Their plant is the former NUMMI plant that was union busted by Toyota. Tesla hired Group Leaders from NUMMI (non-union) to keep out the former NUMMI union workers. Very few former NUMMI union workers were hired. The Tesla Production crew is a new crew with no experience in mass production. NUMMI produced as many Corollas and Tacomas in a month as the total number of Tesla Model S's on the road.
NYC_SKP
(68,644 posts)And my electricity is usually less than 1%- every utility company has a different mix.
Tesla is a start-up, comparing their production figures at this stage with experienced Toyota motors is pretty pointless.
Mother Muckraker
(116 posts)Ones personal figures are not relevant. The overall production from coal is.

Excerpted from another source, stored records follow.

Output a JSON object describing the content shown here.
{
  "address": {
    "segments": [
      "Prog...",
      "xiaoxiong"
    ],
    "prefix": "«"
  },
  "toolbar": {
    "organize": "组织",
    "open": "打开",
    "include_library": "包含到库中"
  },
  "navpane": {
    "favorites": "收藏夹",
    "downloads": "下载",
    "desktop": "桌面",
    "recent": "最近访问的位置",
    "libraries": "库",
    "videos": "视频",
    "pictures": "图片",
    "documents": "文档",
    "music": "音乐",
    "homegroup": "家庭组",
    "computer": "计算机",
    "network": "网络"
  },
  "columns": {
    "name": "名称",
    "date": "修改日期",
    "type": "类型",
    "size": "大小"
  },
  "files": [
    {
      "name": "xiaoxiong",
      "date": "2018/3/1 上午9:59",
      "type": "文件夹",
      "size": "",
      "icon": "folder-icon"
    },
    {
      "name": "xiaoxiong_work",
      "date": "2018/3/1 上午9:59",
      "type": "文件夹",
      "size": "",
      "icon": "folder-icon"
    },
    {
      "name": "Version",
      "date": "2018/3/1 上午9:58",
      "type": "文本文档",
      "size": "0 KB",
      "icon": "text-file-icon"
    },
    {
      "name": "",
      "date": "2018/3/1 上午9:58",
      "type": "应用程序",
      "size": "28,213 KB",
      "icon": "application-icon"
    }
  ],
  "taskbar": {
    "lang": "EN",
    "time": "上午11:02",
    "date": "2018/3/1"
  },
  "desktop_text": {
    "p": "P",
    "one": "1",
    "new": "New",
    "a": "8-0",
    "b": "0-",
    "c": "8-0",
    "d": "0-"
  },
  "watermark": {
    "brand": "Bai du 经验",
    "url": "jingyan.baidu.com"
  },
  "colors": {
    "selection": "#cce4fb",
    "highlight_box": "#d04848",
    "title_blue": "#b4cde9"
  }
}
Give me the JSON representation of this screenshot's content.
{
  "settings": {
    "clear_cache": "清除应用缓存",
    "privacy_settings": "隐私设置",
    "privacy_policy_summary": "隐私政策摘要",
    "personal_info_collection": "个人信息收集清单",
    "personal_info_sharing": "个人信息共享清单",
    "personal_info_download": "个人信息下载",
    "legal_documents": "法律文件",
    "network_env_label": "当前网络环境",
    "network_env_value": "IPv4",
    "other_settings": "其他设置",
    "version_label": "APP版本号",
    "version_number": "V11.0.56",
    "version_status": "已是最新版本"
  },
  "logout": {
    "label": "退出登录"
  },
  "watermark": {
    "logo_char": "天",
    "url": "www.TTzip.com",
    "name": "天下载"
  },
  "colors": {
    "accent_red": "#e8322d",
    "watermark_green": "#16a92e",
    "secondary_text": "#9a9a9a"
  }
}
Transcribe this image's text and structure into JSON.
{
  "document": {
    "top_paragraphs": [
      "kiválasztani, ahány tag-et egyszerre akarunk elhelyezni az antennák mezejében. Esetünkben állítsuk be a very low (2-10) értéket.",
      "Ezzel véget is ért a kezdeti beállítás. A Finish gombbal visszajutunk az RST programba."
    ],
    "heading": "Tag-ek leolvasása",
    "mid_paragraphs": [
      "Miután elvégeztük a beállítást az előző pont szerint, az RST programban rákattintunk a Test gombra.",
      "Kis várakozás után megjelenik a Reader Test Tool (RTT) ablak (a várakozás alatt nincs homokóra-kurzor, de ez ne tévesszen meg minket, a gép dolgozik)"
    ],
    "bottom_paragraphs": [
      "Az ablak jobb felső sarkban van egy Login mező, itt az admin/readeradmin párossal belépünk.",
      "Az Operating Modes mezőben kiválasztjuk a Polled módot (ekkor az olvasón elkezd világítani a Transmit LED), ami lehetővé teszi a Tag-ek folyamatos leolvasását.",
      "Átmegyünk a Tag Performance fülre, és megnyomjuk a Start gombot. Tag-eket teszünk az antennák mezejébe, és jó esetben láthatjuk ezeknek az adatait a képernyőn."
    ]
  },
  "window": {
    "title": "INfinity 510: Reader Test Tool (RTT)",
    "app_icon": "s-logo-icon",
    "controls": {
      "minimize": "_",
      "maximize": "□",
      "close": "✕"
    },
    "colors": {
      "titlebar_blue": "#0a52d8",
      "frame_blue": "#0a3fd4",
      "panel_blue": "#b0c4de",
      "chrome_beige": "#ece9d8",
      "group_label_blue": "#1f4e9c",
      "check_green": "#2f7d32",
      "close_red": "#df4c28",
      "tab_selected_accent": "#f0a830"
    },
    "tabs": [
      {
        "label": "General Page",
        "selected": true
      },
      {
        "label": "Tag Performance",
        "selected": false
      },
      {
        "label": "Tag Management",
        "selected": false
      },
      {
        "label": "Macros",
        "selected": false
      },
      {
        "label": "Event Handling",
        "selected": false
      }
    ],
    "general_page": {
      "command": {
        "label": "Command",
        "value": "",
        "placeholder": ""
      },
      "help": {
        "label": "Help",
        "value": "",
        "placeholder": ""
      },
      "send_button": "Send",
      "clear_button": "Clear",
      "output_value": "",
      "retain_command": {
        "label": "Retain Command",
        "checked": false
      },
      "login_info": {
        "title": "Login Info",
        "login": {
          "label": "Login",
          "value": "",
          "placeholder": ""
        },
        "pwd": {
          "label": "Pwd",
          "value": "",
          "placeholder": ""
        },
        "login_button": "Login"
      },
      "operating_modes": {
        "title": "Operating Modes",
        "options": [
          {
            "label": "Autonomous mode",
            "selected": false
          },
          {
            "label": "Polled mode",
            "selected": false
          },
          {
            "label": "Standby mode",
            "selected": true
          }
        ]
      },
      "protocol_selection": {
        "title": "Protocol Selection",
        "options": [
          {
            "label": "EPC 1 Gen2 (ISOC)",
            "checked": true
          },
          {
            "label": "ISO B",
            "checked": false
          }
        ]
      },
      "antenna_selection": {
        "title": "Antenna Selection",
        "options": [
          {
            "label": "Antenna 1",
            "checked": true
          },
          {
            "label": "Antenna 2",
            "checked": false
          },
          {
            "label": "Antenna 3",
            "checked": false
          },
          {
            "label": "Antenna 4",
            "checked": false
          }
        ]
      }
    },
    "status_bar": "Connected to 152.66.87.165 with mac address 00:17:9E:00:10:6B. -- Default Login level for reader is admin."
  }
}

37% of electricity in the U.S from coal
http://www.eia.gov/tools/faqs/faq.cfm?id=427&t=3
Comparing Tesla's production numbers to the former NUMMI plant shows that Tesla's current production figures do not justify TSLA's valuation. For their valuation to make senses, they'd have to be producing at the level of the former NUMMI plant which they currently do not have the skills to do.
http://aswathdamodaran.blogspot.com/2013/09/valuation-of-week-1-tesla-test.html
The only way out of this global warming crisis is to lower energy use. For transportation, the "greenest" modes are taking public transportation, bicycling and walking.
NYC_SKP
(68,644 posts)See Sunpower's home generation program for EVs.
http://us.sunpower.com/homes/nissan-leaf/
Also available for Ford Focus, and Solar City has it for Tesla.
We agree on transportation, but we won't see high speed or light rail coming to Alaska or Wyoming anytime soon.